Question

What is wrong in this figure?

(A) Water flowing through-hole $P$ will move a smaller distance as compared to $Q$ and $R$ .
(B) Water flowing through-hole ‘$Q$’ will be maximum.
(C) Water flowing through-hole ‘$R$’ will be more than ‘$Q$’ but less than ‘$P$’.
(D) Water flowing through all the holes will travel the same distance as pressure by a liquid is equal in all directions.

Answer 1

The question is based on the velocity of efflux of fluid. The pressures are defined for every hole according to the depths of the holes. Thereafter, The speed of water moving through the hole can be calculated by applying Torricelli’s law.
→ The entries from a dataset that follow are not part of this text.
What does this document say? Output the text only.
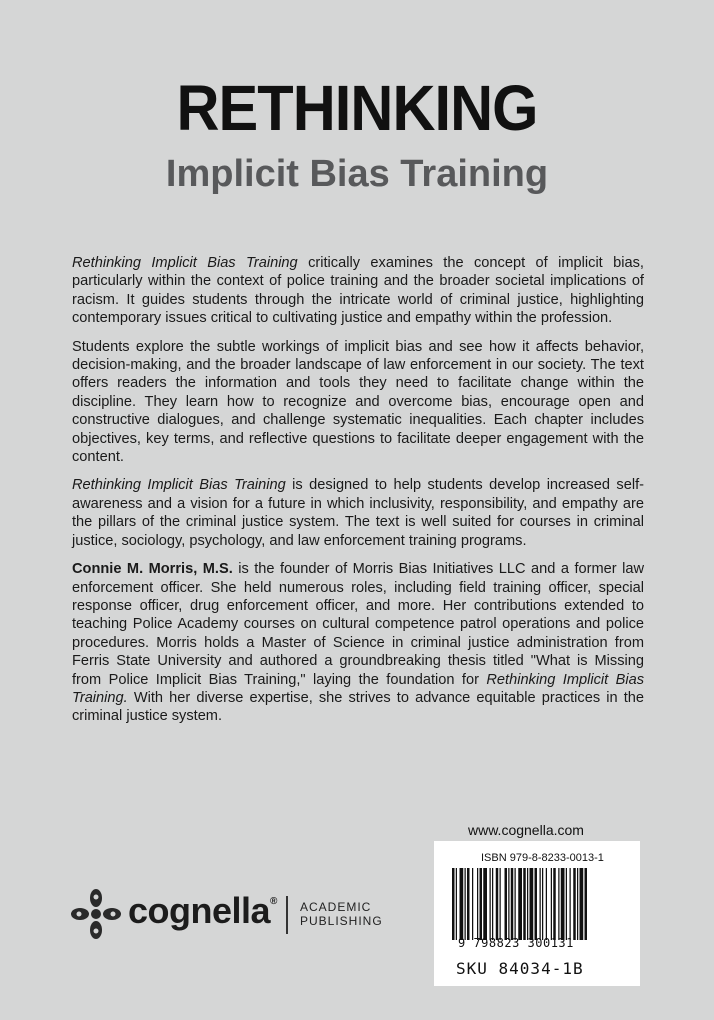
RETHINKING
Implicit Bias Training

Rethinking Implicit Bias Training critically examines the concept of implicit bias, particularly within the context of police training and the broader societal implications of racism. It guides students through the intricate world of criminal justice, highlighting contemporary issues critical to cultivating justice and empathy within the profession.

Students explore the subtle workings of implicit bias and see how it affects behavior, decision-making, and the broader landscape of law enforcement in our society. The text offers readers the information and tools they need to facilitate change within the discipline. They learn how to recognize and overcome bias, encourage open and constructive dialogues, and challenge systematic inequalities. Each chapter includes objectives, key terms, and reflective questions to facilitate deeper engagement with the content.

Rethinking Implicit Bias Training is designed to help students develop increased self-awareness and a vision for a future in which inclusivity, responsibility, and empathy are the pillars of the criminal justice system. The text is well suited for courses in criminal justice, sociology, psychology, and law enforcement training programs.

Connie M. Morris, M.S. is the founder of Morris Bias Initiatives LLC and a former law enforcement officer. She held numerous roles, including field training officer, special response officer, drug enforcement officer, and more. Her contributions extended to teaching Police Academy courses on cultural competence patrol operations and police procedures. Morris holds a Master of Science in criminal justice administration from Ferris State University and authored a groundbreaking thesis titled "What is Missing from Police Implicit Bias Training," laying the foundation for Rethinking Implicit Bias Training. With her diverse expertise, she strives to advance equitable practices in the criminal justice system.

www.cognella.com
ISBN 979-8-8233-0013-1
9 798823 300131
SKU 84034-1B
cognella® ACADEMIC
PUBLISHING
Thereafter the comparison can be made by calculating the range of water flowing out.

Formula used:
Let the total height of the container be$H$ , and the height of the hole from the surface of the water level be$h$ , then the height of the hole from the bottom of the container can be given as$\left( {H - h} \right)$ . Hence the depth of the hole is $\left( {H - h} \right)$. So, the pressure at the point at which the hole is made, $P = (H - h)\rho g$.
$\rho$ is the density of the water and $g$ is the acceleration due to gravity.
If the velocity of the water flowing through the hole is $v$ , from Torricelli’s law $v \propto \dfrac{1}{P}$

Complete step by step solution:
If the total height of the container be$H$, and $h$ be the height of the hole from the surface of water level then the height of the hole from the bottom of the container is $\left( {H - h} \right)$ ,

The given diagram is,

Let the heights of the holes from the surface of the water level be for holes$P$ , $Q$, and $R$ be ${h_P},{h_Q},{h_R}$ and, the displacements from the holes $P$ , $Q$, and $R$horizontally ${X_P},{X_Q},{X_R}$ respectively.
If the pressures at the holes $P$ , $Q$, and $R$be ${P_P}{\text{,}}{{\text{P}}_{\text{Q}}}{\text{,}}{{\text{P}}_R}$,
${P_p} = ({\text{H - }}{{\text{h}}_{\text{P}}}).\rho .g$
${P_Q} = ({\text{H - }}{{\text{h}}_{\text{Q}}}).\rho .g$
${P_R} = ({\text{H - }}{{\text{h}}_{\text{R}}}).\rho .g$
$\rho$ is the density of the water and $g$ is the acceleration due to gravity.
From Torricelli’s law we know that the pressure and velocity are in an inverse relationship, i.e. $v \propto \dfrac{1}{P}$. $v$ is the velocity of the water flowing through the hole.
Let the velocities of the water for holes$P$ , $Q$, and $R$ be ${v_P},{v_Q},{v_R}$
Now by Mathematically comparing from the given diagram,
${h_R} > {h_Q} > {h_P}$
$\Rightarrow ({\text{H - }}{{\text{h}}_{\text{R}}}) < ({\text{H - }}{{\text{h}}_{\text{Q}}}) < ({\text{H - }}{{\text{h}}_{\text{P}}})$
$\Rightarrow ({\text{H - }}{{\text{h}}_{\text{R}}}).\rho .g < ({\text{H - }}{{\text{h}}_{\text{Q}}}).\rho .g < ({\text{H - }}{{\text{h}}_{\text{P}}}).\rho .g$
$\Rightarrow {P_R} < {{\text{P}}_{\text{Q}}} < {{\text{P}}_{\text{P}}}$
$\Rightarrow {v_R} > {v_{\text{Q}}} > {v_{\text{P}}}$
$\Rightarrow {X_R} > {X_Q} > {X_P}$ [since the displacement and velocity has a directly proportional relation]
From the above comparison, it is clear that water from the hole $R$ will travel the farthest distance water from the hole $P$ will travel the smallest distance.
So, we can say that the Water flowing through-hole $P$ will move a smaller distance as compared to $Q$ and $R$ as written in option (A).
Hence option A is the correct answer.
The figure given here is

It is wrong for the displacements of the water from the hole $P$ as well as $R$. Because ${X_R} < {X_Q} < {X_P}$.
But it is given ${X_P} > {X_R}$ which is not correct.

Note:
With the help of the projectile motion the displacement of the water from a hole that is made is a certain height of the water-filled pot, can be formulated.
Let the total height of the container be$H$ , and the height of the hole from the surface of the water level
be$h$ , then the height of the hole from the bottom of the container can be given as$\left( {H - h} \right)$ . Now, let $X$ be the distance traveled by the water flowing from the hole.
So the distance $X$ can be given by the formula:-
$X = 2\sqrt {h\left( {H - h} \right)}$.